Largement connue pour son « Île des Impressionnistes », la ville de Chatou, située dans les Yvelines sur une rive préservée de la Seine, est maintenant dotée d’un nouveau musée d’une tout autre nature.
Établi dans un bel hôtel particulier de style Second Empire, rénové dans le respect de son intégrité architecturale, et repensé à l’intérieur pour sa nouvelle vocation, le musée d’Art et de Culture Soufis est le premier musée au monde entièrement consacré à la richesse artistique et culturelle du soufisme. Les collections du MACS, de plus de 300 objets, révélant toutes les formes d’expression et une bibliothèque d’ouvrages et de manuscrits rares, offrent au public un accès au patrimoine, aux enseignements, à l’histoire et aux valeurs du soufisme. Cette discipline est apparue dès le VIIème siècle dans certains textes de l’Islam. Académiquement définie comme la dimension mystique de l’Islam, elle est, selon les soufistes, une voie pour la connaissance intérieure, intrinsèquement liée à la connaissance divine.

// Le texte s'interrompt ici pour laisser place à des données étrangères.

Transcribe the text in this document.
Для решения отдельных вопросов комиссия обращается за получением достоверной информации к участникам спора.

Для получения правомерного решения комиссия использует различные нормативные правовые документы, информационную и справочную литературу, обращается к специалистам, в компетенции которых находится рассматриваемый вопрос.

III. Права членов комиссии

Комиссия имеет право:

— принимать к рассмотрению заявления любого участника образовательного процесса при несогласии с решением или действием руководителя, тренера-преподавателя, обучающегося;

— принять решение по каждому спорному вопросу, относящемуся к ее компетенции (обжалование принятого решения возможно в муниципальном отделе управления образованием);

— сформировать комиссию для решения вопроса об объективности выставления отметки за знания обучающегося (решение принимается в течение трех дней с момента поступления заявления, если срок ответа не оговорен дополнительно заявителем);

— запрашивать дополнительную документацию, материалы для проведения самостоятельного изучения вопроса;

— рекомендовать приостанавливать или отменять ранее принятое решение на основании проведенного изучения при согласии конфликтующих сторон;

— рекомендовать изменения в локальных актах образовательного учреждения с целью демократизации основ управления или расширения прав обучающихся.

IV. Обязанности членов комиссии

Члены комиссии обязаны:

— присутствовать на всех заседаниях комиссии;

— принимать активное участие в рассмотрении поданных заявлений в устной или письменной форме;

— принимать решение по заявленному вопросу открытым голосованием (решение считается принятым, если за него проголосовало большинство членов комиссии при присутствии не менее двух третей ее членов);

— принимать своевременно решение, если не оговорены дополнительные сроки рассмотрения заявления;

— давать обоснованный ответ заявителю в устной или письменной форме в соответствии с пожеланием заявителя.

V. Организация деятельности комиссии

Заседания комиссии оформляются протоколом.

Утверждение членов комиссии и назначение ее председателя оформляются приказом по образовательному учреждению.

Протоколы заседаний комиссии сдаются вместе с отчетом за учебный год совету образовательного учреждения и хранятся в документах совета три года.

Le projet du musée est ambitieux : outre une présentation du soufisme sous l’angle historique et social, « le Musée crée un espace de dialogue entre les publics et les artistes pour les personnes de toute confession ou sans appartenance religieuse », précise Alexandra Baudelot, directrice et commissaire de l’exposition inaugurale « Un ciel intérieur », titre se référant à la pensée d’Henri Corbin, philosophe spécialiste du soufisme.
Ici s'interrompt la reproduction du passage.